Pretty dramatic explosion as the crate wall collapses:


----------



## slip (May 7, 2015)

Dave, you're going to have a great show to watch when your the there!!


----------



## DaveNV (May 7, 2015)

slip said:


> Dave, you're going to have a great show to watch when your the there!!



My fingers are SO crossed right now!  

Dave


----------



## Luanne (May 7, 2015)

BMWguynw said:


> My fingers are SO crossed right now!
> 
> Dave



Dave, thought you might enjoy this post from Konaweb.

"Aloha.

Kim and I decided to visit the volcano on Wednesday May 6th; this after first gambling early on that the visible lava could easily be a brief event and disappear in a moment, but figuring the initial rush may've waned a bit if we wait. Fortunately it appears by Volcano Observatory asessment that this is a substantial pulse of magma that could last quite some time. It may be worth noting that lava lakes, sometimes entirely filling Halema'uma'u have been the norm rather than the exception, and also that the volume of lava production has been lower than normal for the last few years. Inflation continues by all measures and it remains to be seen what else may happen in the future. For the time being Pele seems in no hurry to hide herself! 
Upon several recommendations we chose to arrive well after sunset...around 8:45PM...and found an "average" traffic volume in the park. Staff were in place at the Kilauea overlook, about 3/4 mile beyond the Steaming Bluffs in case redirection was needed tue to a of high volume traffic, but we were waved on. The parking lot at the Jaggar Museum was full, but parking on the roadside was no problem. 
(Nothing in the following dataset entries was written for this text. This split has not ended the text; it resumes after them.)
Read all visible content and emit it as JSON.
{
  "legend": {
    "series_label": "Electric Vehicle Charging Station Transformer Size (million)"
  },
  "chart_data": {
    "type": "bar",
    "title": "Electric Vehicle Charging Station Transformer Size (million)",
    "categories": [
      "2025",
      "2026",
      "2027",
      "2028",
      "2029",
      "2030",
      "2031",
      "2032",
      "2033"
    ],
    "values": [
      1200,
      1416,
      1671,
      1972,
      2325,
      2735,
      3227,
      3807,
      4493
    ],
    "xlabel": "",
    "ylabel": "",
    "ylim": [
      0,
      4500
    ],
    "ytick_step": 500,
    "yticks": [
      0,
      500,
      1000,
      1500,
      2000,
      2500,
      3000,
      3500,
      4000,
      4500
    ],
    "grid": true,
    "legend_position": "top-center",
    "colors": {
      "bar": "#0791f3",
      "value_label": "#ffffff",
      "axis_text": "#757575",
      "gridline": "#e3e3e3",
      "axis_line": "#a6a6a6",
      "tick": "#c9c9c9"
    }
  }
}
The view is spectacular. We'd viewed the summit at night numerous times, but this was breathtaking. Bring binoculars if you have them, and experiment beforehand with taking photos through them - my camera adjusted focus automatically (you'll want to zoom in somewhat first) and with a little steadying allowed fine photos and video. Binoc's are a real plus with or without camera. 

As an added bonus, we chose to drive over in the early afternoon and take in Uncle Robert's Awa Bar and Farmers Market in Kalapana, an every-Wednesday event that's without equal! I was told on good authority that this may well be the last of its kind in all of the islands. Just go to the end of highway 137 where the lava ends...5-10PM (early arrival if you want parking). Added, added bonus - you're at the official landing pad for extraterrestrials. Gotta love Puna! 

Plan ahead and enjoy."


----------



## T_R_Oglodyte (May 7, 2015)

We'll be staying in Punalu'u for several days in August with two of our four kids.  Hoping that Madame Pele decides not to take a nap then.


----------



## DeniseM (May 8, 2015)

"New video shows 'vigorous' lava spattering in Halemaumau"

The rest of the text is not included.